Some 40 species of sphagnum moss grow in Japan. S. palustre is also common in wet woodlands and moorland throughout the British Isles. This robust species is whitish-green in color, with stems up to 25 cm long. Fruit capsules are frequently produced during the early summer.

Ukishima has an area of only 5,000 sq. meters, yet this small bog woodland supports over 130 species of plants; most are clearly labeled in katakana, so bring along your pocket guidebook.

A pontoon boardwalk helps visitors explore the bog. Its upper story consists of conifers such as Japanese cedar (sugi, Cryptomeria japonica) and inu-maki (Podocarpus maki) and broadleafed evergreens such as koba-mochi (Elaeaocarpus japonicus), taimin-tachibana (Myrsine seguinii) and yama-momo (Myrica rubra). Deciduous trees include the Japanese lacquer tree (haze-no-ki, Rhus succedanea) and yama-haze (R. trichocarpa).

On a recent visit to Ukishima I saw in the dim light of the woodland some berries that were almost fluorescent: the small dark blue berries of Satsuma rurimi-ki (Lasianthus satsumanensis), a small evergreen shrub that only grows in the southern Kii Peninsula, Shikoku and Kyushu.

Another plant that caught my attention was an evergreen climber that had almost smothered a lacquer tree growing at the edge of the water: sakaki-kazura (Anodendron affine). In May and June its small but attractive, tubular yellow flowers are borne in panicles.

The sakaki part of this plant’s name refers to a different plant entirely; the real sakaki (Cleyera japonica) does grow in Ukishima, though, and the similarity between the two may lie in the shiny dark green leaves.

Some interesting ferns grow on the woodland floor. The tongue fern or Japanese felt fern (hitotsuba, Pyrrosia lingua) is an evergreen, epiphytic fern with a rhizome root system. It grows on dead logs close to the sphagnum moss in Ukishima. The leathery fronds reach 30 cm. Native to the Tokaido region and westward, this fern has many cultivated forms and does well in shady, moist gardens.

Also on the woodland floor can be seen manryo (Ardisia crenata). This attractive red-berried evergreen is often planted in Japanese gardens and is used for decorations around New Year’s.

About 100 meters in front of Shingu Station is a two-storied Chinese-style gate. This is the entrance to Jofuku Park, named for a Chinese Buddhist monk who is buried in this park.

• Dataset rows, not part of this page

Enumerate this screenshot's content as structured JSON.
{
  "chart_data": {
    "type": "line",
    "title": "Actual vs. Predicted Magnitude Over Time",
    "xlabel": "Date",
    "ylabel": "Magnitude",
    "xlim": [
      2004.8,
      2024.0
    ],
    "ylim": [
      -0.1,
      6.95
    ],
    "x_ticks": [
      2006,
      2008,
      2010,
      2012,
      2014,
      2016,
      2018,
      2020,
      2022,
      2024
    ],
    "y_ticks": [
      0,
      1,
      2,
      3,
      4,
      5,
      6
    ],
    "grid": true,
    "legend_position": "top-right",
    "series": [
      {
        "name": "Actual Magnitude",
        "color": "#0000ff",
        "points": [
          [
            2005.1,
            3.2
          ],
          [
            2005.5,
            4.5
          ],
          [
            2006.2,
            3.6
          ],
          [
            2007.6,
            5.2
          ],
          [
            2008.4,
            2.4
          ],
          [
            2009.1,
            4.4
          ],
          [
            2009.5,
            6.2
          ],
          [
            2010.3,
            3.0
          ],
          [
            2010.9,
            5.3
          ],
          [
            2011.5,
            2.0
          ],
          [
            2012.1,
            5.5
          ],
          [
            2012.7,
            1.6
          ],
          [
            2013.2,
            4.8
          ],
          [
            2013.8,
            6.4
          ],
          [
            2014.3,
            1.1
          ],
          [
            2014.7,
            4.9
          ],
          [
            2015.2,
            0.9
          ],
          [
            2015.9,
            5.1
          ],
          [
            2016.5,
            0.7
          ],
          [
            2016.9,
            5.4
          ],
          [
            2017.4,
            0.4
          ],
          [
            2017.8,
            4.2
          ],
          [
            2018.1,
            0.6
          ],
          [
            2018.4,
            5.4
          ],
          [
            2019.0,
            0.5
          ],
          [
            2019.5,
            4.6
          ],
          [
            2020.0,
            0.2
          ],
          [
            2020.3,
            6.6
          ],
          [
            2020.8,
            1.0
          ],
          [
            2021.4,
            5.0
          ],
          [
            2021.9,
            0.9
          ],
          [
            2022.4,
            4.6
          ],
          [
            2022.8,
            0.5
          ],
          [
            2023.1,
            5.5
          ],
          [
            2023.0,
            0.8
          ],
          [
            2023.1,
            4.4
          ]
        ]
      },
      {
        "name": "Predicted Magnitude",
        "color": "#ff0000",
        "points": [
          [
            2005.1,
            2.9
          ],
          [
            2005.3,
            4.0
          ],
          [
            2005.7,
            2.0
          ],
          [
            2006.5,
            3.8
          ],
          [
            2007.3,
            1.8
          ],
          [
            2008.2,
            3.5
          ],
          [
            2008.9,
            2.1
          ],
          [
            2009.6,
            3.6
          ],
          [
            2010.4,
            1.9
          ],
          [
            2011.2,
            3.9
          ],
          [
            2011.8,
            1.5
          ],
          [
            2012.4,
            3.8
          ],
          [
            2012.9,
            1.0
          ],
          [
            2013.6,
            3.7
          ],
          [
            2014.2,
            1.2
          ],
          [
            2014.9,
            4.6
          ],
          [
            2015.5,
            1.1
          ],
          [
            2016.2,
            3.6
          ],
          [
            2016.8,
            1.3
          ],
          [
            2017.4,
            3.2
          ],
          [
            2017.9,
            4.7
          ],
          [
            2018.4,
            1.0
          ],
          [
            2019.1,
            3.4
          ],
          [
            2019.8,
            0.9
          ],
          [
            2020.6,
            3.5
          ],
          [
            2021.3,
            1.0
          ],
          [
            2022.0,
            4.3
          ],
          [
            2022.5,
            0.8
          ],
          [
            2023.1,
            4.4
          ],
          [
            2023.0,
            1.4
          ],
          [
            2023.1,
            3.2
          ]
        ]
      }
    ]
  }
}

Jofuku may have been responsible for the introduction of Tendai uyaku (Lindera strychnifolia) to Japan, and perhaps first to Shingu, during the Kyoho Era (1716-36). This evergreen shrub is native to southern China and the leaves are used to make jofuku-cha, which is reputed to be good for longevity. Tendai uyaku is now naturalized in the Shingu area.